Assessing Tumor Oxygenation for Predicting Outcome in Radiation Oncology: A Review of Studies Correlating Tumor Hypoxic Status and Outcome in the Preclinical and Clinical Settings

2017 
Tumor hypoxia is recognized as a limiting factor for the efficacy of radiotherapy by enhancing tumor radioresistance. It is strongly suggested that assessing tumor oxygenation could help to predict the outcome of cancer patients undergoing radiation therapy. Also, strategies have been developed to alleviate tumor hypoxia in order to radiosensitize tumors. In addition, oxygen mapping is critically needed for Intensity Modulated Radiation Therapy (IMRT), where the most hypoxic regions require higher radiation doses and the most oxygenated regions require lower radiation doses.

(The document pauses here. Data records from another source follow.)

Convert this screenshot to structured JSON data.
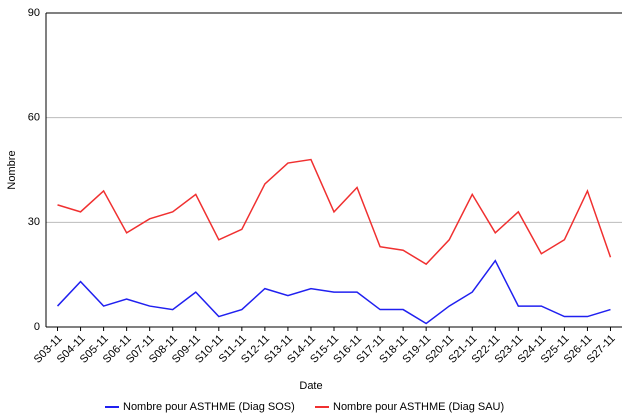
{
  "chart_data": {
    "type": "line",
    "x_label": "Date",
    "y_label": "Nombre",
    "categories": [
      "S03-11",
      "S04-11",
      "S05-11",
      "S06-11",
      "S07-11",
      "S08-11",
      "S09-11",
      "S10-11",
      "S11-11",
      "S12-11",
      "S13-11",
      "S14-11",
      "S15-11",
      "S16-11",
      "S17-11",
      "S18-11",
      "S19-11",
      "S20-11",
      "S21-11",
      "S22-11",
      "S23-11",
      "S24-11",
      "S25-11",
      "S26-11",
      "S27-11"
    ],
    "series": [
      {
        "name": "Nombre pour ASTHME (Diag SOS)",
        "color": "#2020f0",
        "values": [
          6,
          13,
          6,
          8,
          6,
          5,
          10,
          3,
          5,
          11,
          9,
          11,
          10,
          10,
          5,
          5,
          1,
          6,
          10,
          19,
          6,
          6,
          3,
          3,
          5
        ]
      },
      {
        "name": "Nombre pour ASTHME (Diag SAU)",
        "color": "#f03030",
        "values": [
          35,
          33,
          39,
          27,
          31,
          33,
          38,
          25,
          28,
          41,
          47,
          48,
          33,
          40,
          23,
          22,
          18,
          25,
          38,
          27,
          33,
          21,
          25,
          39,
          20
        ]
      }
    ],
    "ylim": [
      0,
      90
    ],
    "yticks": [
      0,
      30,
      60,
      90
    ],
    "grid": true,
    "legend": "bottom"
  }
}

However, the assessment of tumor oxygenation is not yet included in the day-to-day clinical practice. This is due to the lack of method able to map quantitatively and non-invasively tumor oxygenation. To fully integrate tumor hypoxia parameter into effective improvements of the individually-tailored radiation therapy protocols in cancer patients, methods allowing non-invasively repeated, safe and robust mapping of changes in tissue oxygenation are required. In this review, non-invasive methods dedicated at assessing tumor oxygenation with the ultimate goal of predicting outcome in radiation oncology are presented, including PET (Positron Emission Tomography) used with nitroimidazole tracers, MR (magnetic resonance) methods using endogenous contrasts (R1 and R2* based methods), and EPR (Electron Paramagnetic Resonance) oximetry; with the goal of highlighting results of studies establishing correlations between tumor hypoxic status and patients outcome in the preclinical and clinical settings.